Hace ya varios años, le dije a un amigo fanático de los caballos que quería entrar al hipódromo. Días después me llamó y me dijo: “Estoy en un stud, en Palermo, venite”, definió coordenadas y salí corriendo para allá, como si  llegara tarde.  En rigor no había apuro: mi amigo conocía a los dueños de un caballo y yiraba un poco, tranquilamente, por los boxes. Pero mi ansiedad se justificaba en otro plano: había una demora biográfica de mi parte en ir recién entonces a un lugar que me atraía tanto.
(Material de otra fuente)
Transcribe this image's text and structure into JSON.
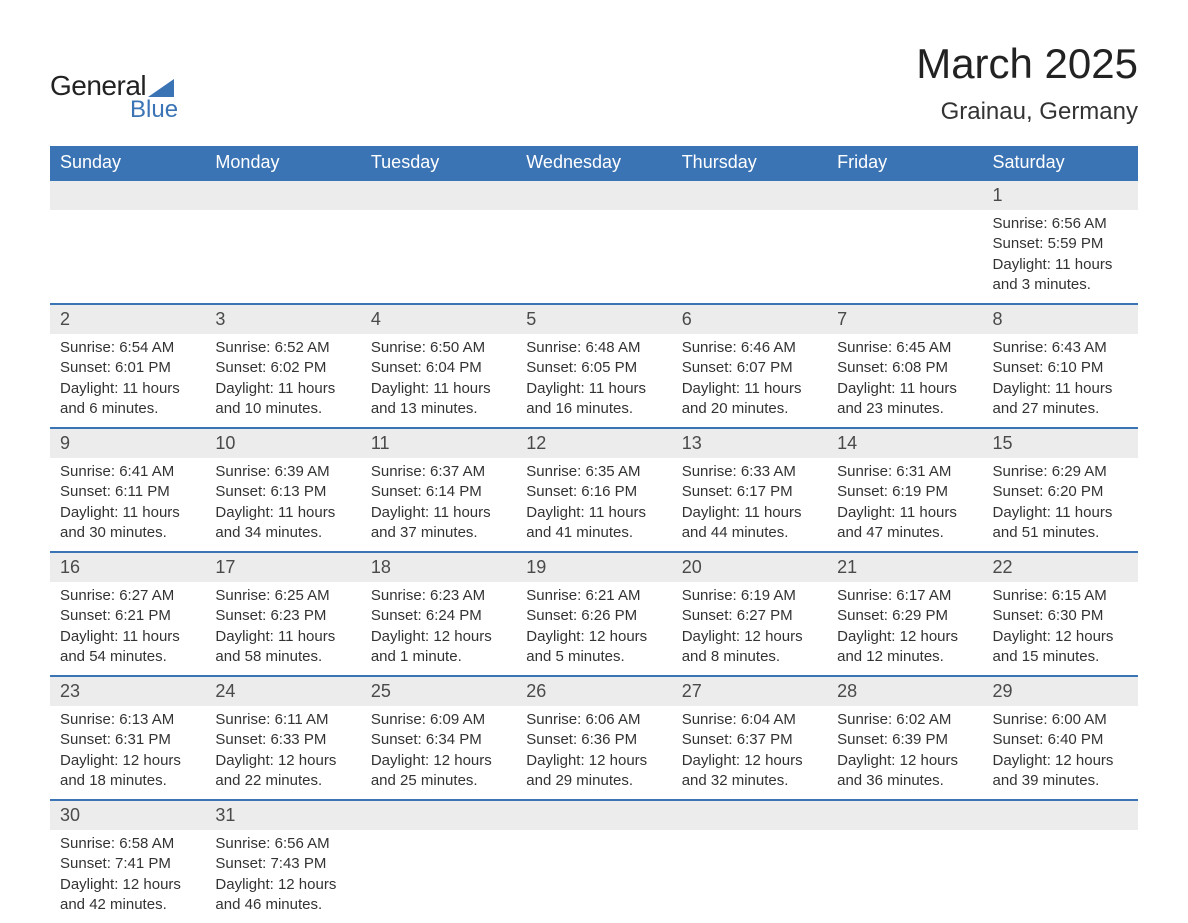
{
  "logo": {
    "text_general": "General",
    "text_blue": "Blue",
    "shape_color": "#3b74b5"
  },
  "title": "March 2025",
  "location": "Grainau, Germany",
  "colors": {
    "header_bg": "#3b74b5",
    "header_text": "#ffffff",
    "daynum_bg": "#ececec",
    "row_divider": "#3b74b5",
    "body_text": "#333333",
    "background": "#ffffff"
  },
  "typography": {
    "title_fontsize": 42,
    "location_fontsize": 24,
    "weekday_fontsize": 18,
    "daynum_fontsize": 18,
    "detail_fontsize": 15
  },
  "weekdays": [
    "Sunday",
    "Monday",
    "Tuesday",
    "Wednesday",
    "Thursday",
    "Friday",
    "Saturday"
  ],
  "weeks": [
    [
      null,
      null,
      null,
      null,
      null,
      null,
      {
        "day": "1",
        "sunrise": "Sunrise: 6:56 AM",
        "sunset": "Sunset: 5:59 PM",
        "daylight": "Daylight: 11 hours and 3 minutes."
      }
    ],
    [
      {
        "day": "2",
        "sunrise": "Sunrise: 6:54 AM",
        "sunset": "Sunset: 6:01 PM",
        "daylight": "Daylight: 11 hours and 6 minutes."
      },
      {
        "day": "3",
        "sunrise": "Sunrise: 6:52 AM",
        "sunset": "Sunset: 6:02 PM",
        "daylight": "Daylight: 11 hours and 10 minutes."
      },
      {
        "day": "4",
        "sunrise": "Sunrise: 6:50 AM",
        "sunset": "Sunset: 6:04 PM",
        "daylight": "Daylight: 11 hours and 13 minutes."
      },
      {
        "day": "5",
        "sunrise": "Sunrise: 6:48 AM",
        "sunset": "Sunset: 6:05 PM",
        "daylight": "Daylight: 11 hours and 16 minutes."
      },
      {
        "day": "6",
        "sunrise": "Sunrise: 6:46 AM",
        "sunset": "Sunset: 6:07 PM",
        "daylight": "Daylight: 11 hours and 20 minutes."
      },
      {
        "day": "7",
        "sunrise": "Sunrise: 6:45 AM",
        "sunset": "Sunset: 6:08 PM",
        "daylight": "Daylight: 11 hours and 23 minutes."
      },
      {
        "day": "8",
        "sunrise": "Sunrise: 6:43 AM",
        "sunset": "Sunset: 6:10 PM",
        "daylight": "Daylight: 11 hours and 27 minutes."
      }
    ],
    [
      {
        "day": "9",
        "sunrise": "Sunrise: 6:41 AM",
        "sunset": "Sunset: 6:11 PM",
        "daylight": "Daylight: 11 hours and 30 minutes."
      },
      {
        "day": "10",
        "sunrise": "Sunrise: 6:39 AM",
        "sunset": "Sunset: 6:13 PM",
        "daylight": "Daylight: 11 hours and 34 minutes."
      },
      {
        "day": "11",
        "sunrise": "Sunrise: 6:37 AM",
        "sunset": "Sunset: 6:14 PM",
        "daylight": "Daylight: 11 hours and 37 minutes."
      },
      {
        "day": "12",
        "sunrise": "Sunrise: 6:35 AM",
        "sunset": "Sunset: 6:16 PM",
        "daylight": "Daylight: 11 hours and 41 minutes."
      },
      {
        "day": "13",
        "sunrise": "Sunrise: 6:33 AM",
        "sunset": "Sunset: 6:17 PM",
        "daylight": "Daylight: 11 hours and 44 minutes."
      },
      {
        "day": "14",
        "sunrise": "Sunrise: 6:31 AM",
        "sunset": "Sunset: 6:19 PM",
        "daylight": "Daylight: 11 hours and 47 minutes."
      },
      {
        "day": "15",
        "sunrise": "Sunrise: 6:29 AM",
        "sunset": "Sunset: 6:20 PM",
        "daylight": "Daylight: 11 hours and 51 minutes."
      }
    ],
    [
      {
        "day": "16",
        "sunrise": "Sunrise: 6:27 AM",
        "sunset": "Sunset: 6:21 PM",
        "daylight": "Daylight: 11 hours and 54 minutes."
      },
      {
        "day": "17",
        "sunrise": "Sunrise: 6:25 AM",
        "sunset": "Sunset: 6:23 PM",
        "daylight": "Daylight: 11 hours and 58 minutes."
      },
      {
        "day": "18",
        "sunrise": "Sunrise: 6:23 AM",
        "sunset": "Sunset: 6:24 PM",
        "daylight": "Daylight: 12 hours and 1 minute."
      },
      {
        "day": "19",
        "sunrise": "Sunrise: 6:21 AM",
        "sunset": "Sunset: 6:26 PM",
        "daylight": "Daylight: 12 hours and 5 minutes."
      },
      {
        "day": "20",
        "sunrise": "Sunrise: 6:19 AM",
        "sunset": "Sunset: 6:27 PM",
        "daylight": "Daylight: 12 hours and 8 minutes."
      },
      {
        "day": "21",
        "sunrise": "Sunrise: 6:17 AM",
        "sunset": "Sunset: 6:29 PM",
        "daylight": "Daylight: 12 hours and 12 minutes."
      },
      {
        "day": "22",
        "sunrise": "Sunrise: 6:15 AM",
        "sunset": "Sunset: 6:30 PM",
        "daylight": "Daylight: 12 hours and 15 minutes."
      }
    ],
    [
      {
        "day": "23",
        "sunrise": "Sunrise: 6:13 AM",
        "sunset": "Sunset: 6:31 PM",
        "daylight": "Daylight: 12 hours and 18 minutes."
      },
      {
        "day": "24",
        "sunrise": "Sunrise: 6:11 AM",
        "sunset": "Sunset: 6:33 PM",
        "daylight": "Daylight: 12 hours and 22 minutes."
      },
      {
        "day": "25",
        "sunrise": "Sunrise: 6:09 AM",
        "sunset": "Sunset: 6:34 PM",
        "daylight": "Daylight: 12 hours and 25 minutes."
      },
      {
        "day": "26",
        "sunrise": "Sunrise: 6:06 AM",
        "sunset": "Sunset: 6:36 PM",
        "daylight": "Daylight: 12 hours and 29 minutes."
      },
      {
        "day": "27",
        "sunrise": "Sunrise: 6:04 AM",
        "sunset": "Sunset: 6:37 PM",
        "daylight": "Daylight: 12 hours and 32 minutes."
      },
      {
        "day": "28",
        "sunrise": "Sunrise: 6:02 AM",
        "sunset": "Sunset: 6:39 PM",
        "daylight": "Daylight: 12 hours and 36 minutes."
      },
      {
        "day": "29",
        "sunrise": "Sunrise: 6:00 AM",
        "sunset": "Sunset: 6:40 PM",
        "daylight": "Daylight: 12 hours and 39 minutes."
      }
    ],
    [
      {
        "day": "30",
        "sunrise": "Sunrise: 6:58 AM",
        "sunset": "Sunset: 7:41 PM",
        "daylight": "Daylight: 12 hours and 42 minutes."
      },
      {
        "day": "31",
        "sunrise": "Sunrise: 6:56 AM",
        "sunset": "Sunset: 7:43 PM",
        "daylight": "Daylight: 12 hours and 46 minutes."
      },
      null,
      null,
      null,
      null,
      null
    ]
  ]
}
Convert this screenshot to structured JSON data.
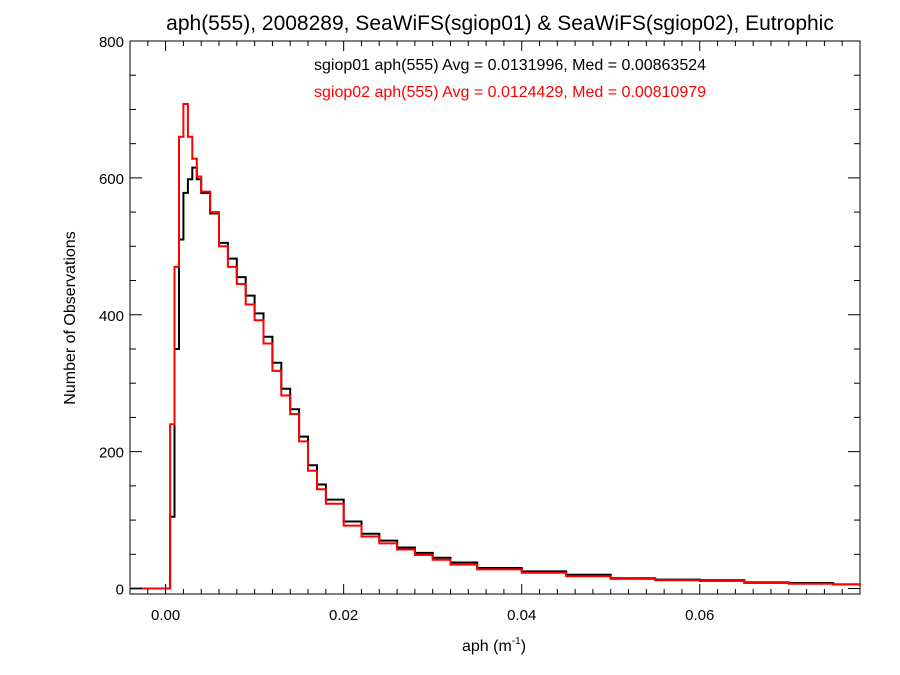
{
  "chart_data": {
    "type": "line",
    "title": "aph(555), 2008289, SeaWiFS(sgiop01) & SeaWiFS(sgiop02), Eutrophic",
    "xlabel": {
      "base": "aph (m",
      "sup": "-1",
      "suffix": ")"
    },
    "ylabel": "Number of Observations",
    "xlim": [
      -0.004,
      0.078
    ],
    "ylim": [
      -8,
      800
    ],
    "x_ticks": [
      0.0,
      0.02,
      0.04,
      0.06
    ],
    "x_tick_labels": [
      "0.00",
      "0.02",
      "0.04",
      "0.06"
    ],
    "y_ticks": [
      0,
      200,
      400,
      600,
      800
    ],
    "y_tick_labels": [
      "0",
      "200",
      "400",
      "600",
      "800"
    ],
    "grid": false,
    "legend_placement": "top-center",
    "series": [
      {
        "name": "sgiop01 aph(555) Avg = 0.0131996, Med = 0.00863524",
        "color": "#000000",
        "x": [
          -0.004,
          0.0,
          0.0005,
          0.001,
          0.0015,
          0.002,
          0.0025,
          0.003,
          0.0035,
          0.004,
          0.005,
          0.006,
          0.007,
          0.008,
          0.009,
          0.01,
          0.011,
          0.012,
          0.013,
          0.014,
          0.015,
          0.016,
          0.017,
          0.018,
          0.02,
          0.022,
          0.024,
          0.026,
          0.028,
          0.03,
          0.032,
          0.035,
          0.04,
          0.045,
          0.05,
          0.055,
          0.06,
          0.065,
          0.07,
          0.075,
          0.078
        ],
        "values": [
          0,
          0,
          105,
          350,
          510,
          578,
          598,
          615,
          598,
          578,
          548,
          505,
          482,
          455,
          428,
          402,
          368,
          330,
          292,
          262,
          222,
          180,
          152,
          130,
          98,
          80,
          70,
          60,
          52,
          45,
          38,
          30,
          25,
          20,
          15,
          13,
          12,
          9,
          8,
          6,
          5
        ]
      },
      {
        "name": "sgiop02 aph(555) Avg = 0.0124429, Med = 0.00810979",
        "color": "#ff0000",
        "x": [
          -0.004,
          0.0,
          0.0005,
          0.001,
          0.0015,
          0.002,
          0.0025,
          0.003,
          0.0035,
          0.004,
          0.005,
          0.006,
          0.007,
          0.008,
          0.009,
          0.01,
          0.011,
          0.012,
          0.013,
          0.014,
          0.015,
          0.016,
          0.017,
          0.018,
          0.02,
          0.022,
          0.024,
          0.026,
          0.028,
          0.03,
          0.032,
          0.035,
          0.04,
          0.045,
          0.05,
          0.055,
          0.06,
          0.065,
          0.07,
          0.075,
          0.078
        ],
        "values": [
          0,
          0,
          240,
          470,
          660,
          708,
          660,
          628,
          602,
          580,
          550,
          500,
          470,
          445,
          415,
          392,
          358,
          318,
          282,
          255,
          215,
          172,
          145,
          124,
          92,
          76,
          66,
          57,
          49,
          42,
          35,
          28,
          23,
          18,
          14,
          12,
          11,
          8,
          7,
          6,
          5
        ]
      }
    ]
  }
}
Al mes ya miraba la sección hípica del diario y espiaba charlas de veteranos los días de reunión. Quería escribir sobre eso porque mi forma de reaccionar ante los impactos es la escritura, pero el asombro tenía un efecto paradojal y cuando me sentaba a escribir sentía que daba pasos en falso. Ahora escribí este cuento y lo dejo ir, pensando, para alentarme, que las historias, como los pingos, se ven en la pista.

En las reuniones de Palermo, el tiempo se enrarece. La espera entre carreras se hace interminable y de pronto largan y la carrera ya pasó. Una va de un lado a otro en estado abierto y alerta por si aparece la inspiración, para apostarle rápidamente y montarse a la chance antes de que sea tarde.